Was it worth it, the short-term strategic benefits we gained from aiding these dictators? I think not. Millions died in the horrific civil wars that broke out in these four dictatorships, and U.S. exports dropped to nothing while American troops were sent to try and end the chaos and suffering in Somalia. I hope that with these hearing we can find a way to pursue our strategic interests without strengthening similar dictatorships today, who might turn into the failed states of tomorrow.
I will leave it to the experts, Mr. Payne and Mr. Smith, to introduce us in their introductions to some of the issues we faced in Equatorial Guinea and Ethiopia, but I hope that this chilling history lesson has made us all a little more wary of the possible results of allying ourselves with repressive regimes.
I would like to acknowledge the presence with us today of Holly Burkhalter, in the early 1980's a staff member of this subcommittee, who in the 1990's, while working as the Washington Advocacy Director for Human Rights Watch, was the first person to point out this peculiar concentration of U.S. aid to Africa on these four dictatorships. Holly, could you stand up so the Subcommittee Members can acknowledge that the staff are always right?

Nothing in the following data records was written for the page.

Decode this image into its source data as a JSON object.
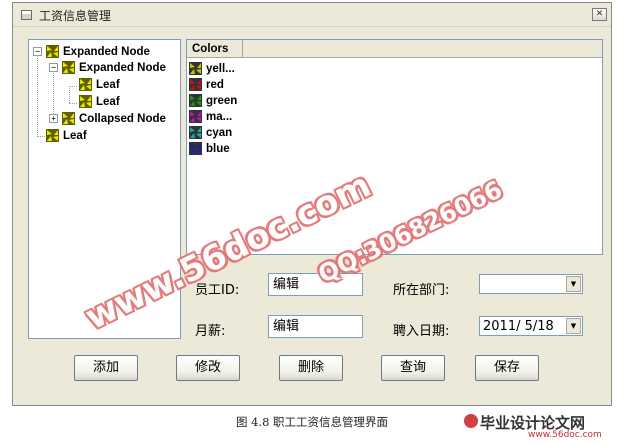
{
  "window": {
    "title": "工资信息管理",
    "close_glyph": "✕"
  },
  "tree": {
    "nodes": [
      {
        "label": "Expanded Node",
        "expander": "−"
      },
      {
        "label": "Expanded Node",
        "expander": "−"
      },
      {
        "label": "Leaf"
      },
      {
        "label": "Leaf"
      },
      {
        "label": "Collapsed Node",
        "expander": "+"
      },
      {
        "label": "Leaf"
      }
    ]
  },
  "list": {
    "header": "Colors",
    "items": [
      {
        "text": "yell...",
        "color": "#c8c800"
      },
      {
        "text": "red",
        "color": "#d01010"
      },
      {
        "text": "green",
        "color": "#10a010"
      },
      {
        "text": "ma...",
        "color": "#c010c0"
      },
      {
        "text": "cyan",
        "color": "#10b0b0"
      },
      {
        "text": "blue",
        "color": "#1020c0"
      }
    ]
  },
  "form": {
    "employee_id_label": "员工ID:",
    "employee_id_value": "编辑",
    "salary_label": "月薪:",
    "salary_value": "编辑",
    "department_label": "所在部门:",
    "department_value": "",
    "hire_date_label": "聘入日期:",
    "hire_date_value": "2011/ 5/18",
    "combo_arrow": "▼"
  },
  "buttons": {
    "add": "添加",
    "modify": "修改",
    "delete": "删除",
    "query": "查询",
    "save": "保存"
  },
  "watermark": {
    "site": "www.56doc.com",
    "qq": "QQ:306826066"
  },
  "caption": "图 4.8 职工工资信息管理界面",
  "logo": {
    "name": "毕业设计论文网",
    "url": "www.56doc.com"
  }
}
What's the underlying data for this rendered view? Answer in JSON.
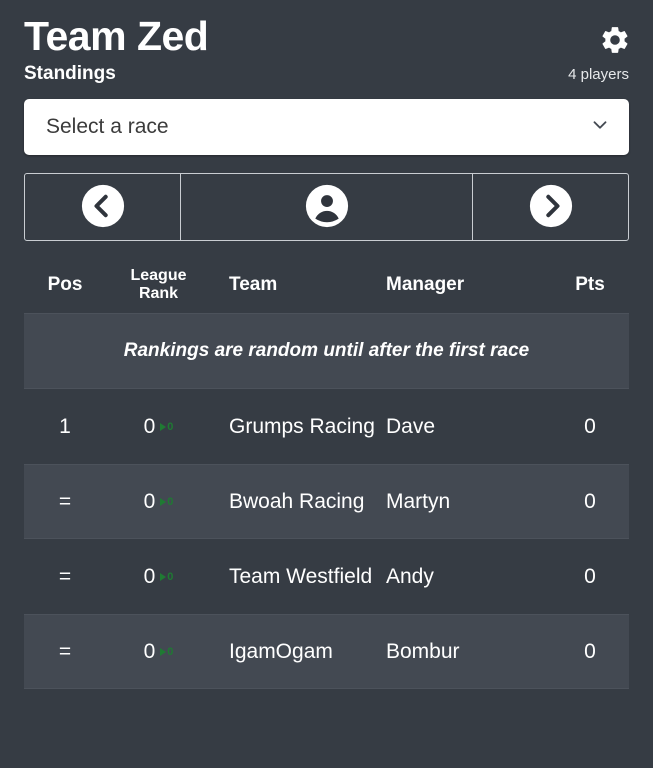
{
  "header": {
    "title": "Team Zed",
    "settings_icon": "gear-icon"
  },
  "subheader": {
    "title": "Standings",
    "player_count": "4 players"
  },
  "race_select": {
    "value": "Select a race",
    "placeholder": "Select a race",
    "chevron_icon": "chevron-down-icon"
  },
  "nav": {
    "prev_icon": "chevron-left-icon",
    "account_icon": "person-icon",
    "next_icon": "chevron-right-icon"
  },
  "table": {
    "columns": {
      "pos": "Pos",
      "rank_line1": "League",
      "rank_line2": "Rank",
      "team": "Team",
      "manager": "Manager",
      "pts": "Pts"
    },
    "notice": "Rankings are random until after the first race",
    "rows": [
      {
        "pos": "1",
        "rank": "0",
        "delta": "0",
        "team": "Grumps Racing",
        "manager": "Dave",
        "pts": "0"
      },
      {
        "pos": "=",
        "rank": "0",
        "delta": "0",
        "team": "Bwoah Racing",
        "manager": "Martyn",
        "pts": "0"
      },
      {
        "pos": "=",
        "rank": "0",
        "delta": "0",
        "team": "Team Westfield",
        "manager": "Andy",
        "pts": "0"
      },
      {
        "pos": "=",
        "rank": "0",
        "delta": "0",
        "team": "IgamOgam",
        "manager": "Bombur",
        "pts": "0"
      }
    ]
  },
  "colors": {
    "background": "#363c44",
    "row_striped": "#434952",
    "text": "#ffffff",
    "delta_green": "#1f7a33",
    "select_background": "#ffffff"
  }
}
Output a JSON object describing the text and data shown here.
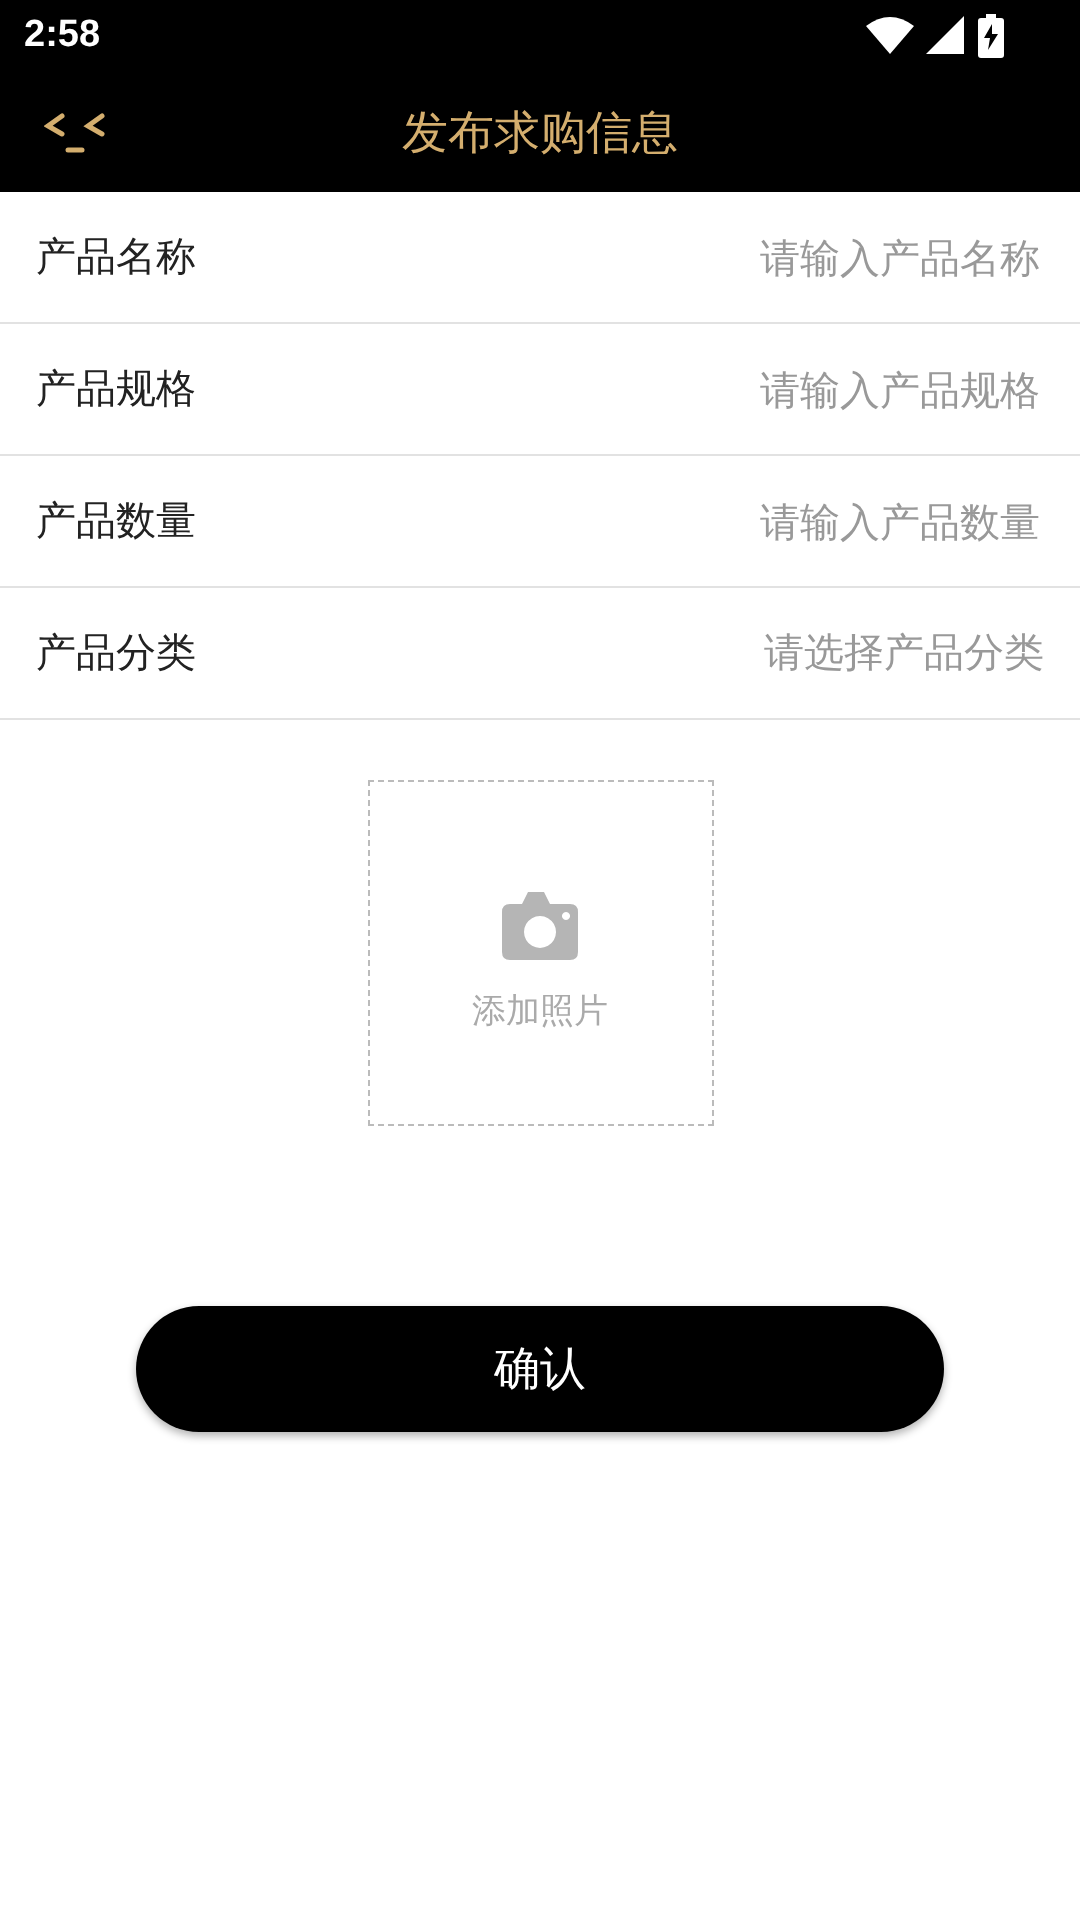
{
  "status_bar": {
    "time": "2:58"
  },
  "toolbar": {
    "title": "发布求购信息"
  },
  "fields": [
    {
      "label": "产品名称",
      "placeholder": "请输入产品名称",
      "kind": "input"
    },
    {
      "label": "产品规格",
      "placeholder": "请输入产品规格",
      "kind": "input"
    },
    {
      "label": "产品数量",
      "placeholder": "请输入产品数量",
      "kind": "input"
    },
    {
      "label": "产品分类",
      "placeholder": "请选择产品分类",
      "kind": "select"
    }
  ],
  "photo": {
    "label": "添加照片"
  },
  "confirm_button": "确认"
}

I will now offer a brief introduction of our witnesses, whose impressive and far more lengthy biographies you have in your folders.
In Dr. Sulayman Nyang we have before us one of the world's leading Africanists. In his 33 years as Professor and at times Chair at Howard University's Department of African Studies he has written so many books -- on Islam and other African Religions and their role in Politics, and on the challenges of democracy and development in Africa -- and advised so many institutions -- from the United Nations to the World Bank to the Smithsonian's African Voice Project -- that it is almost impossible to keep count. Dr. Nyang, we are honored to have you here to help us with these issues.
Lynn Fredriksson is known to many Members of Congress for her role in the 1990's as Washington Coordinator of the East Timor Action Network. There are not many witnesses who can come before us with a record of have been in the front lines of a successful effort to democracy to a land of repression, but that is exactly what Ms. Fredriksson did in helping the East Timor Action Network as it led foreign opposition to Indonesia rule. Now she is the Advocacy Director for Amnesty International USA, an organization that for which I and I dare say nearly every Member of Congress has enormous respect. Ms. Fredriksson, thank you for your past service, and your presence here today.
Dr. Peter Pham is the Director of the Nelson Institute at James Madison University, and a professor in the Africana Studies Department. He is the author of numerous articles and books, including the soon to be released "Africa Matters: Winning the Next Battle Against Terrorism." Among his many contributions to African democracy have been his participation in election monitoring missions in Liberia and Nigeria. Professor Pham, we welcome you as well.
Professor Nyang, you may proceed, but, I urge you and Professor Pham to be careful today. I am told that Ms. Fredriksson is "this close" to getting her Ph.D. and becoming a professor too. Any mistakes, and you could be out of a job!